Para falar do meu trabalho – um vídeo e um fanzine – na 21a Bienal, gosto de pensar que, em diferentes ambientes, encontramos regras diferentes para a legitimação do objeto artístico como “obra de arte”. No mundo da mídia impressa, nos quadrinhos, na videoarte, no teatro, na televisão, no cinema, em museus, centros culturais, redes sociais etc. Aparentemente, nem toda obra obtém legitimação da mesma forma, no mesmo lugar. O que é uma “grande obra de arte” em um museu pode não sê-lo na indústria do cinema, e vice-versa.

Se formos descrever o trabalho em vídeo NOO, não é, na verdade, muito diferente de um stories do Instagram. No entanto, apresento a obra como um videozine ou uma publicação em vídeo para lhe conferir sua própria ficção e sua própria existência. E a ação concreta de publicar um fanzine em papel, ao vivo, ao lado da instalação em vídeo, é para refletir e destacar esse prestígio/desprestígio do valor do trabalho como arte. Também o uso do vídeo na vertical é um movimento de prestígio/desprestígio. NOO pode ser ZOO, se você projetar a rotação.

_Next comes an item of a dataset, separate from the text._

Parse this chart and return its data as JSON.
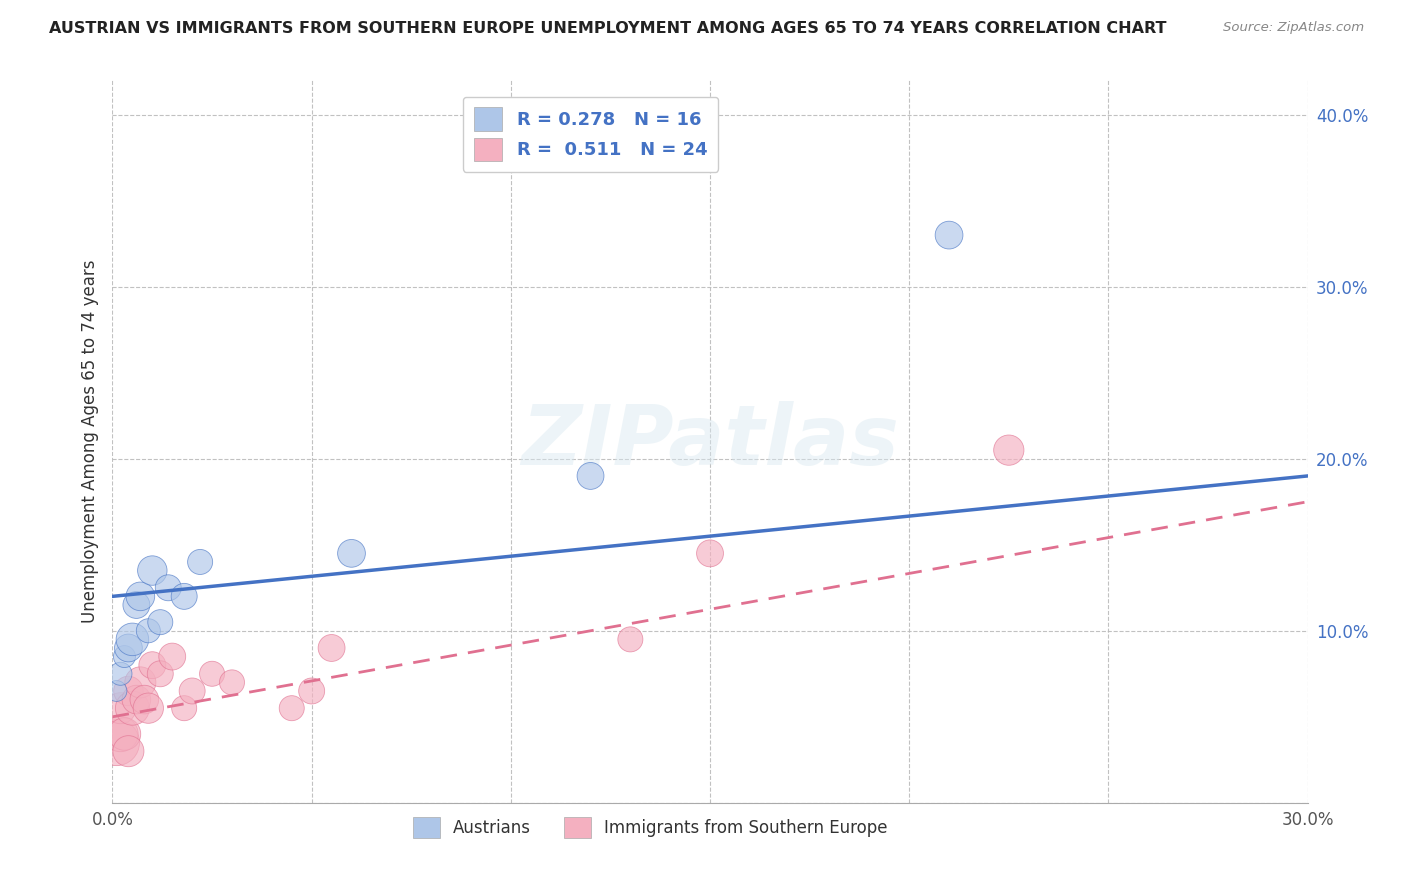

A ironia é realmente um mecanismo comum na construção dos meus trabalhos. E, com o mundo de hoje em dia, é muito fácil fazer ironia. A maior parte dos zoológicos na Argentina está fechando, como se fosse aparentemente por uma decisão “verde” ou ecológica. Mas, na verdade, é muito caro fechá-los. Agora chamam os zoológicos de ecoparques, mas quase todos os animais ainda vivem lá, ou estão morrendo lá. O humor é usado como fonte para incluir ingredientes de ironia, em contraste, e não necessariamente para fazer rir. Eu simplesmente retrato o estresse real desses animais com um pouco de intervenção ficcional. Todas as referências culturais, a música, o “Noo” do Tarzan, estão presentes para que o público possa assumir essa ficção como uma história “real”. O mundo é tão cruel que acho mais fácil hoje se conectar com uma ficção do que com algo 100% real.